Par : Vallée-Girard , Maxime

14 mai 2024

En collaboration avec Laurie Marcoux, stagiaire COOP chez Dunton Rainville.

Le paysage juridique en matière de protection des renseignements personnels a récemment fait l’objet d’une réforme majeure avec l’adoption du Projet de loi no 64 (L.Q. 2021, c. 25). Cette loi, intitulée Loi modernisant des dispositions législatives en matière de protection des renseignements personnels, apporte notamment des changements significatifs aux obligations des municipalités relatives à la communication et à l’hébergement de renseignements personnels à l’extérieur du Québec.

En effet, le 22 septembre 2023, des changements majeurs sont entrés en vigueur concernant les articles 65 et 70.1 de la Loi sur l’accès aux documents des organismes publics et sur la protection des renseignements personnels (RLRQ, c. A-2.1) (la « LAI »).

Ces changements ont des impacts non négligeables sur les obligations de toute municipalité qui souhaiterait, par exemple, conclure un contrat pour la fourniture de solutions informatiques impliquant l’hébergement de données à l’extérieur du Québec.

Nouvelles obligations

Ainsi, comme le prévoit la nouvelle mouture de l’article 70.1 de la LAI, il n’est dorénavant plus exigé des municipalités qu’elles s’assurent que les renseignements personnels à communiquer ou héberger à l’extérieur de la province bénéficieront d’une protection équivalente à celle prévue à la LAI.
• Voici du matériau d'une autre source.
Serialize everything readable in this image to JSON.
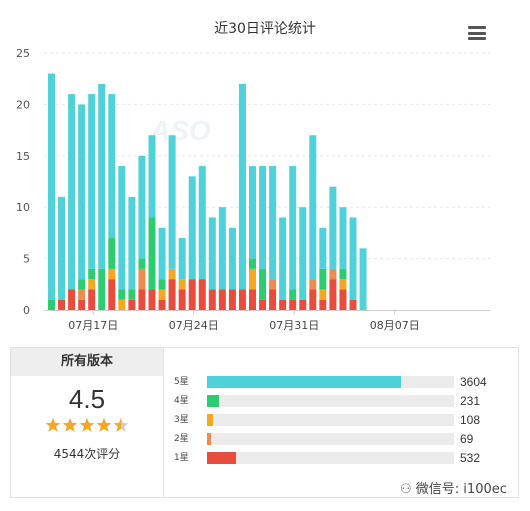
{
  "chart_data": {
    "type": "bar",
    "stacked": true,
    "title": "近30日评论统计",
    "ylim": [
      0,
      25
    ],
    "yticks": [
      "0",
      "5",
      "10",
      "15",
      "20",
      "25"
    ],
    "xtick_labels": [
      "07月17日",
      "07月24日",
      "07月31日",
      "08月07日"
    ],
    "grid": "horizontal dashed",
    "colors": {
      "1星": "#e84c3d",
      "2星": "#ef8b4e",
      "3星": "#f5a623",
      "4星": "#2ecc71",
      "5星": "#4fd1d9"
    },
    "series": [
      {
        "name": "1星",
        "values": [
          0,
          1,
          2,
          1,
          2,
          0,
          3,
          0,
          1,
          2,
          2,
          1,
          3,
          2,
          3,
          3,
          2,
          2,
          2,
          2,
          2,
          1,
          2,
          1,
          1,
          1,
          2,
          1,
          3,
          2,
          1,
          0
        ]
      },
      {
        "name": "2星",
        "values": [
          0,
          0,
          0,
          1,
          0,
          0,
          0,
          0,
          0,
          2,
          0,
          0,
          0,
          0,
          0,
          0,
          0,
          0,
          0,
          0,
          0,
          0,
          1,
          0,
          0,
          0,
          1,
          0,
          1,
          0,
          0,
          0
        ]
      },
      {
        "name": "3星",
        "values": [
          0,
          0,
          0,
          0,
          1,
          0,
          1,
          1,
          0,
          0,
          0,
          1,
          1,
          1,
          0,
          0,
          0,
          0,
          0,
          0,
          2,
          0,
          0,
          0,
          0,
          0,
          0,
          1,
          0,
          1,
          0,
          0
        ]
      },
      {
        "name": "4星",
        "values": [
          1,
          0,
          0,
          1,
          1,
          4,
          3,
          1,
          1,
          1,
          7,
          1,
          0,
          0,
          0,
          0,
          0,
          0,
          0,
          0,
          1,
          3,
          0,
          0,
          1,
          0,
          0,
          2,
          0,
          1,
          0,
          0
        ]
      },
      {
        "name": "5星",
        "values": [
          22,
          10,
          19,
          17,
          17,
          18,
          14,
          12,
          9,
          10,
          8,
          5,
          13,
          4,
          10,
          11,
          7,
          8,
          6,
          20,
          9,
          10,
          11,
          8,
          12,
          9,
          14,
          4,
          8,
          6,
          8,
          6
        ]
      }
    ]
  },
  "summary": {
    "header": "所有版本",
    "average": "4.5",
    "stars_value": 4.5,
    "total": "4544次评分",
    "rows": [
      {
        "label": "5星",
        "count": "3604",
        "value": 3604,
        "color": "#4fd1d9"
      },
      {
        "label": "4星",
        "count": "231",
        "value": 231,
        "color": "#2ecc71"
      },
      {
        "label": "3星",
        "count": "108",
        "value": 108,
        "color": "#f5a623"
      },
      {
        "label": "2星",
        "count": "69",
        "value": 69,
        "color": "#ef8b4e"
      },
      {
        "label": "1星",
        "count": "532",
        "value": 532,
        "color": "#e84c3d"
      }
    ]
  },
  "watermark": "微信号: i100ec"
}
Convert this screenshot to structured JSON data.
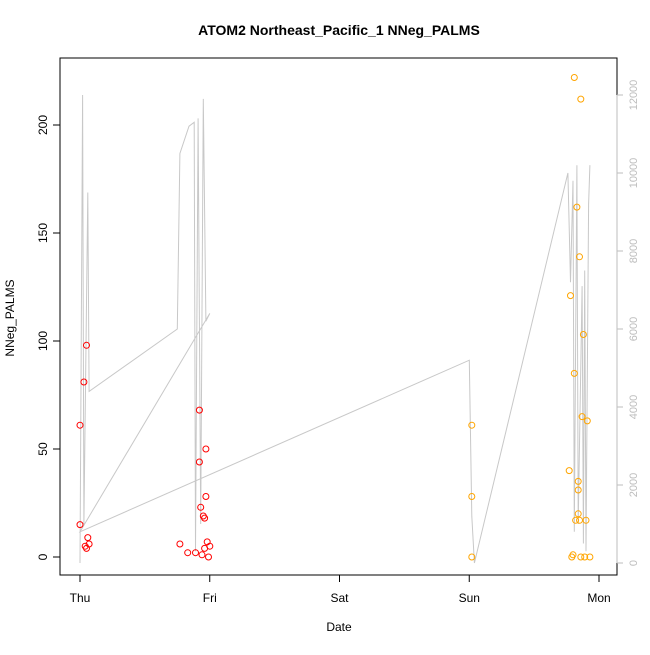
{
  "chart_data": {
    "type": "scatter",
    "title": "ATOM2 Northeast_Pacific_1 NNeg_PALMS",
    "xlabel": "Date",
    "ylabel": "NNeg_PALMS",
    "x_ticks": [
      "Thu",
      "Fri",
      "Sat",
      "Sun",
      "Mon"
    ],
    "x_range_days": [
      0,
      4
    ],
    "y_left": {
      "lim": [
        0,
        222
      ],
      "ticks": [
        0,
        50,
        100,
        150,
        200
      ]
    },
    "y_right": {
      "lim": [
        0,
        12000
      ],
      "ticks": [
        0,
        2000,
        4000,
        6000,
        8000,
        10000,
        12000
      ],
      "color": "#bdbdbd"
    },
    "grid": false,
    "colors": {
      "red": "#ff0000",
      "orange": "#ffa500",
      "line": "#c8c8c8",
      "axis": "#000000"
    },
    "series": [
      {
        "color": "red",
        "points": [
          [
            0.0,
            61
          ],
          [
            0.0,
            15
          ],
          [
            0.03,
            81
          ],
          [
            0.04,
            5
          ],
          [
            0.05,
            98
          ],
          [
            0.05,
            4
          ],
          [
            0.06,
            9
          ],
          [
            0.07,
            6
          ],
          [
            0.77,
            6
          ],
          [
            0.83,
            2
          ],
          [
            0.89,
            2
          ],
          [
            0.92,
            68
          ],
          [
            0.92,
            44
          ],
          [
            0.93,
            23
          ],
          [
            0.94,
            1
          ],
          [
            0.95,
            19
          ],
          [
            0.96,
            4
          ],
          [
            0.96,
            18
          ],
          [
            0.97,
            28
          ],
          [
            0.97,
            50
          ],
          [
            0.98,
            7
          ],
          [
            0.99,
            0
          ],
          [
            1.0,
            5
          ]
        ]
      },
      {
        "color": "orange",
        "points": [
          [
            3.02,
            61
          ],
          [
            3.02,
            28
          ],
          [
            3.02,
            0
          ],
          [
            3.77,
            40
          ],
          [
            3.78,
            121
          ],
          [
            3.79,
            0
          ],
          [
            3.8,
            1
          ],
          [
            3.81,
            85
          ],
          [
            3.82,
            17
          ],
          [
            3.83,
            162
          ],
          [
            3.84,
            20
          ],
          [
            3.84,
            31
          ],
          [
            3.84,
            35
          ],
          [
            3.85,
            139
          ],
          [
            3.85,
            17
          ],
          [
            3.86,
            0
          ],
          [
            3.87,
            65
          ],
          [
            3.88,
            103
          ],
          [
            3.89,
            0
          ],
          [
            3.91,
            63
          ],
          [
            3.93,
            0
          ],
          [
            3.9,
            17
          ],
          [
            3.81,
            222
          ],
          [
            3.86,
            212
          ]
        ]
      }
    ],
    "line_right_axis": [
      [
        0.0,
        0
      ],
      [
        0.02,
        12000
      ],
      [
        0.03,
        1000
      ],
      [
        0.06,
        9500
      ],
      [
        0.07,
        4400
      ],
      [
        0.75,
        6000
      ],
      [
        0.77,
        10500
      ],
      [
        0.84,
        11200
      ],
      [
        0.88,
        11300
      ],
      [
        0.89,
        300
      ],
      [
        0.91,
        11400
      ],
      [
        0.93,
        1000
      ],
      [
        0.95,
        11900
      ],
      [
        0.97,
        6200
      ],
      [
        1.0,
        6400
      ],
      [
        0.0,
        800
      ],
      [
        3.0,
        5200
      ],
      [
        3.02,
        1200
      ],
      [
        3.04,
        0
      ],
      [
        3.76,
        10000
      ],
      [
        3.78,
        7200
      ],
      [
        3.8,
        9800
      ],
      [
        3.81,
        800
      ],
      [
        3.83,
        10200
      ],
      [
        3.84,
        1000
      ],
      [
        3.87,
        7100
      ],
      [
        3.88,
        500
      ],
      [
        3.89,
        7500
      ],
      [
        3.9,
        300
      ],
      [
        3.92,
        9200
      ],
      [
        3.93,
        10200
      ]
    ]
  }
}
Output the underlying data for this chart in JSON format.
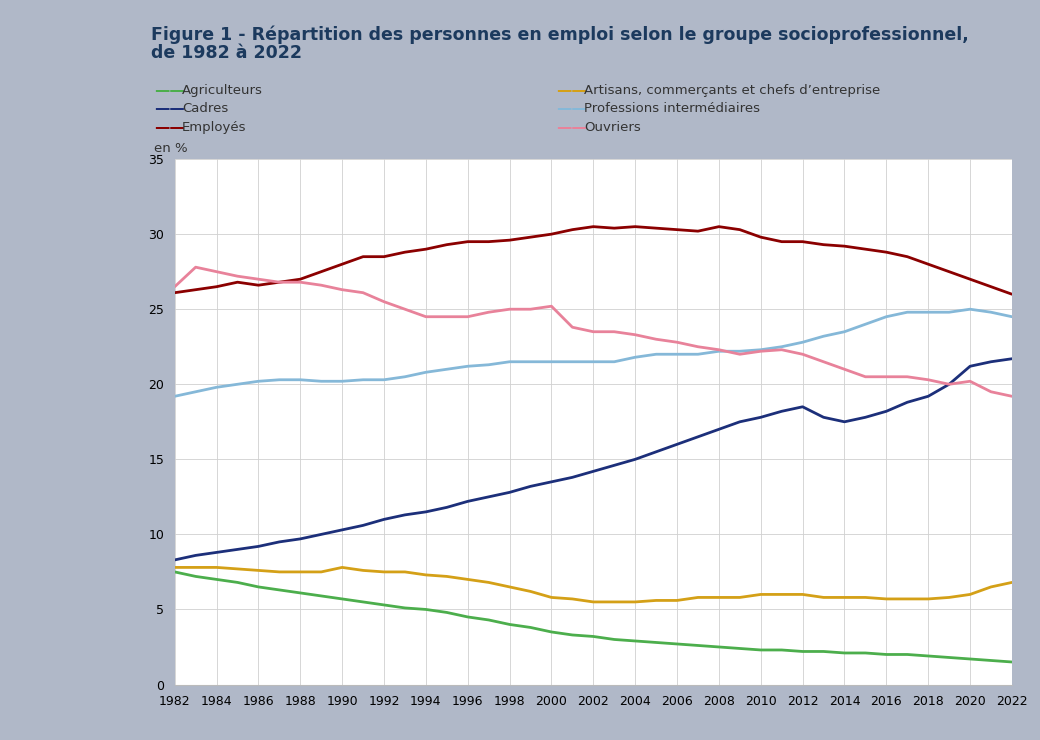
{
  "title_line1": "Figure 1 - Répartition des personnes en emploi selon le groupe socioprofessionnel,",
  "title_line2": "de 1982 à 2022",
  "ylabel": "en %",
  "outer_bg": "#b0b8c8",
  "inner_bg": "#f5f5f5",
  "chart_bg": "#ffffff",
  "years": [
    1982,
    1983,
    1984,
    1985,
    1986,
    1987,
    1988,
    1989,
    1990,
    1991,
    1992,
    1993,
    1994,
    1995,
    1996,
    1997,
    1998,
    1999,
    2000,
    2001,
    2002,
    2003,
    2004,
    2005,
    2006,
    2007,
    2008,
    2009,
    2010,
    2011,
    2012,
    2013,
    2014,
    2015,
    2016,
    2017,
    2018,
    2019,
    2020,
    2021,
    2022
  ],
  "series": [
    {
      "name": "Agriculteurs",
      "color": "#4cae4c",
      "values": [
        7.5,
        7.2,
        7.0,
        6.8,
        6.5,
        6.3,
        6.1,
        5.9,
        5.7,
        5.5,
        5.3,
        5.1,
        5.0,
        4.8,
        4.5,
        4.3,
        4.0,
        3.8,
        3.5,
        3.3,
        3.2,
        3.0,
        2.9,
        2.8,
        2.7,
        2.6,
        2.5,
        2.4,
        2.3,
        2.3,
        2.2,
        2.2,
        2.1,
        2.1,
        2.0,
        2.0,
        1.9,
        1.8,
        1.7,
        1.6,
        1.5
      ]
    },
    {
      "name": "Cadres",
      "color": "#1c2f7a",
      "values": [
        8.3,
        8.6,
        8.8,
        9.0,
        9.2,
        9.5,
        9.7,
        10.0,
        10.3,
        10.6,
        11.0,
        11.3,
        11.5,
        11.8,
        12.2,
        12.5,
        12.8,
        13.2,
        13.5,
        13.8,
        14.2,
        14.6,
        15.0,
        15.5,
        16.0,
        16.5,
        17.0,
        17.5,
        17.8,
        18.2,
        18.5,
        17.8,
        17.5,
        17.8,
        18.2,
        18.8,
        19.2,
        20.0,
        21.2,
        21.5,
        21.7
      ]
    },
    {
      "name": "Employés",
      "color": "#8b0000",
      "values": [
        26.1,
        26.3,
        26.5,
        26.8,
        26.6,
        26.8,
        27.0,
        27.5,
        28.0,
        28.5,
        28.5,
        28.8,
        29.0,
        29.3,
        29.5,
        29.5,
        29.6,
        29.8,
        30.0,
        30.3,
        30.5,
        30.4,
        30.5,
        30.4,
        30.3,
        30.2,
        30.5,
        30.3,
        29.8,
        29.5,
        29.5,
        29.3,
        29.2,
        29.0,
        28.8,
        28.5,
        28.0,
        27.5,
        27.0,
        26.5,
        26.0
      ]
    },
    {
      "name": "Artisans, commerçants et chefs d’entreprise",
      "color": "#d4a017",
      "values": [
        7.8,
        7.8,
        7.8,
        7.7,
        7.6,
        7.5,
        7.5,
        7.5,
        7.8,
        7.6,
        7.5,
        7.5,
        7.3,
        7.2,
        7.0,
        6.8,
        6.5,
        6.2,
        5.8,
        5.7,
        5.5,
        5.5,
        5.5,
        5.6,
        5.6,
        5.8,
        5.8,
        5.8,
        6.0,
        6.0,
        6.0,
        5.8,
        5.8,
        5.8,
        5.7,
        5.7,
        5.7,
        5.8,
        6.0,
        6.5,
        6.8
      ]
    },
    {
      "name": "Professions intermédiaires",
      "color": "#85b8d8",
      "values": [
        19.2,
        19.5,
        19.8,
        20.0,
        20.2,
        20.3,
        20.3,
        20.2,
        20.2,
        20.3,
        20.3,
        20.5,
        20.8,
        21.0,
        21.2,
        21.3,
        21.5,
        21.5,
        21.5,
        21.5,
        21.5,
        21.5,
        21.8,
        22.0,
        22.0,
        22.0,
        22.2,
        22.2,
        22.3,
        22.5,
        22.8,
        23.2,
        23.5,
        24.0,
        24.5,
        24.8,
        24.8,
        24.8,
        25.0,
        24.8,
        24.5
      ]
    },
    {
      "name": "Ouvriers",
      "color": "#e8829a",
      "values": [
        26.5,
        27.8,
        27.5,
        27.2,
        27.0,
        26.8,
        26.8,
        26.6,
        26.3,
        26.1,
        25.5,
        25.0,
        24.5,
        24.5,
        24.5,
        24.8,
        25.0,
        25.0,
        25.2,
        23.8,
        23.5,
        23.5,
        23.3,
        23.0,
        22.8,
        22.5,
        22.3,
        22.0,
        22.2,
        22.3,
        22.0,
        21.5,
        21.0,
        20.5,
        20.5,
        20.5,
        20.3,
        20.0,
        20.2,
        19.5,
        19.2
      ]
    }
  ],
  "ylim": [
    0,
    35
  ],
  "yticks": [
    0,
    5,
    10,
    15,
    20,
    25,
    30,
    35
  ],
  "xticks": [
    1982,
    1984,
    1986,
    1988,
    1990,
    1992,
    1994,
    1996,
    1998,
    2000,
    2002,
    2004,
    2006,
    2008,
    2010,
    2012,
    2014,
    2016,
    2018,
    2020,
    2022
  ],
  "legend_col1": [
    "Agriculteurs",
    "Cadres",
    "Employés"
  ],
  "legend_col2": [
    "Artisans, commerçants et chefs d’entreprise",
    "Professions intermédiaires",
    "Ouvriers"
  ],
  "title_color": "#1c3a5e",
  "text_color": "#333333",
  "grid_color": "#d0d0d0",
  "title_fontsize": 12.5,
  "legend_fontsize": 9.5,
  "tick_fontsize": 9,
  "ylabel_fontsize": 9.5
}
Au lieu de cela, les municipalités doivent réaliser une « évaluation des facteurs relatifs à la vie privée » avant de procéder à la communication de renseignements à l’extérieur du Québec ou de confier à des tiers la responsabilité de recueillir, d’utiliser, de communiquer ou de conserver de tels renseignements en leur nom hors du Québec. Cette évaluation doit prendre en compte plusieurs éléments, comme la sensibilité des renseignements, la finalité de leur utilisation, les mesures de protection dont ils bénéficieront, ainsi que le régime juridique applicable dans l’État destinataire.

Notons qu’initialement, la réforme de la LAI prévoyait l’obligation, pour le gouvernement, de fournir une liste des États offrant une protection équivalente à celle prévue au Québec. Cependant, cette obligation n’a pas été retenue dans la version finale du Projet de loi n64, forçant les municipalités à évaluer la protection offerte par l’État destinataire.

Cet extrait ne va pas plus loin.